# Park Avenue Dog Harness' Store back up on Etsy



## IzzysBellasMom (Jan 16, 2013)

I just wanted to let everyone who wanted a cute harness, her store is back up on Etsy.

Designer Small Dog Harnesses by ParkAvenueDogs on Etsy


----------



## Zoe's Mom88 (Apr 25, 2011)

I have several of her harnesses they are really nice. I also get a matching leash but get the longer one. She does great work!


----------



## nwyant1946 (Jan 2, 2013)

*Already received one and Nickee and Yogi have ordered her another one...They are so cute and fit well. *


----------



## SuziLee (Aug 17, 2011)

Mia makes everything look cute!


----------



## nwyant1946 (Jan 2, 2013)

Zoe's Mom88 said:


> I have several of her harnesses they are really nice. I also get a matching leash but get the longer one. She does great work!
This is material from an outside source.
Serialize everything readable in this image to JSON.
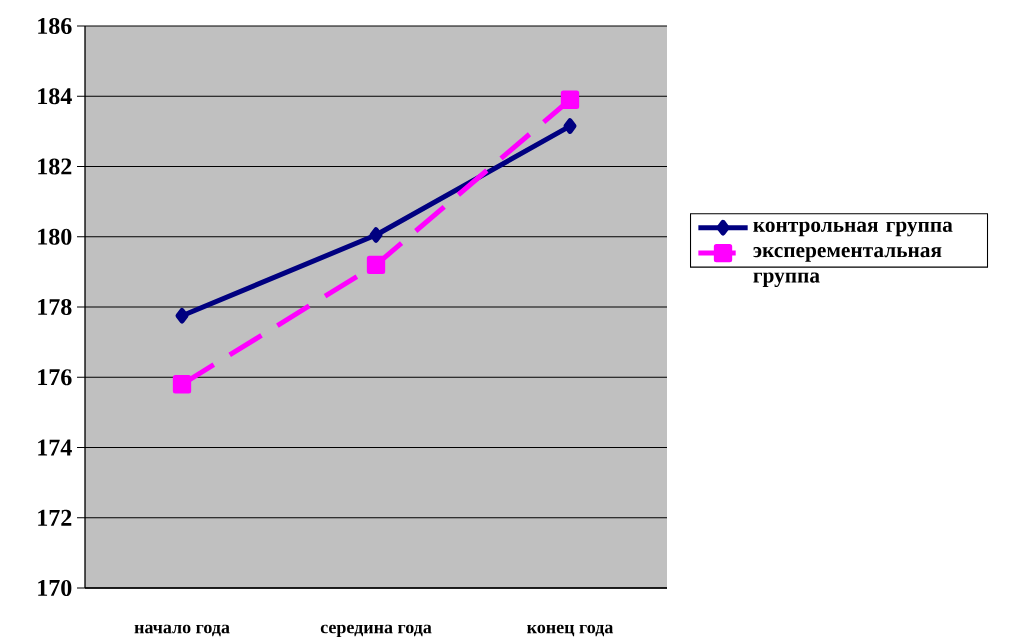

*Matching leash!!?? Oooohhh!!!:wub:*


----------



## Zoe's Mom88 (Apr 25, 2011)

nwyant1946 said:


> *Matching leash!!?? Oooohhh!!!:wub:*


Yes, and you can have a bow put on the end of it....its very nice. I am sure she will make one for you to match the harness you got for Mia. :thumbsup:


----------



## nwyant1946 (Jan 2, 2013)

Zoe's Mom88 said:


> Yes, and you can have a bow put on the end of it....its very nice. I am sure she will make one for you to match the harness you got for Mia. :thumbsup:


I will definitely look into it.


----------



## Zoe's Mom88 (Apr 25, 2011)

nwyant1946 said:


> I will definitely look into it.


I love that hat on Mia.....so cute!! :wub2:


----------



## nwyant1946 (Jan 2, 2013)

Zoe's Mom88 said:


> I love that hat on Mia.....so cute!! :wub2:


*Thanks...she's getting quite a collection of hats.* *I just had a sunbonnet made for her and I'm waiting for it to be shipped to me. She doesn't mind them at all, but she hates bows. A bow doesn't stand a chance. I don't even get her home from the groomer's before its been somehow removed... I get a lot of her hats on ebay..*


----------



## maltese manica (Nov 6, 2012)

They are so pretty! I love them


----------



## Hrossen11 (Jan 29, 2013)

I love these but the fact that the harness goes around their neck worries me. My boy still likes to pull and I don't like anything touching his neck.
I think I will get a silk step in harness. Just so worried about my Boy's trachea he is so tiny (4 lbs)


----------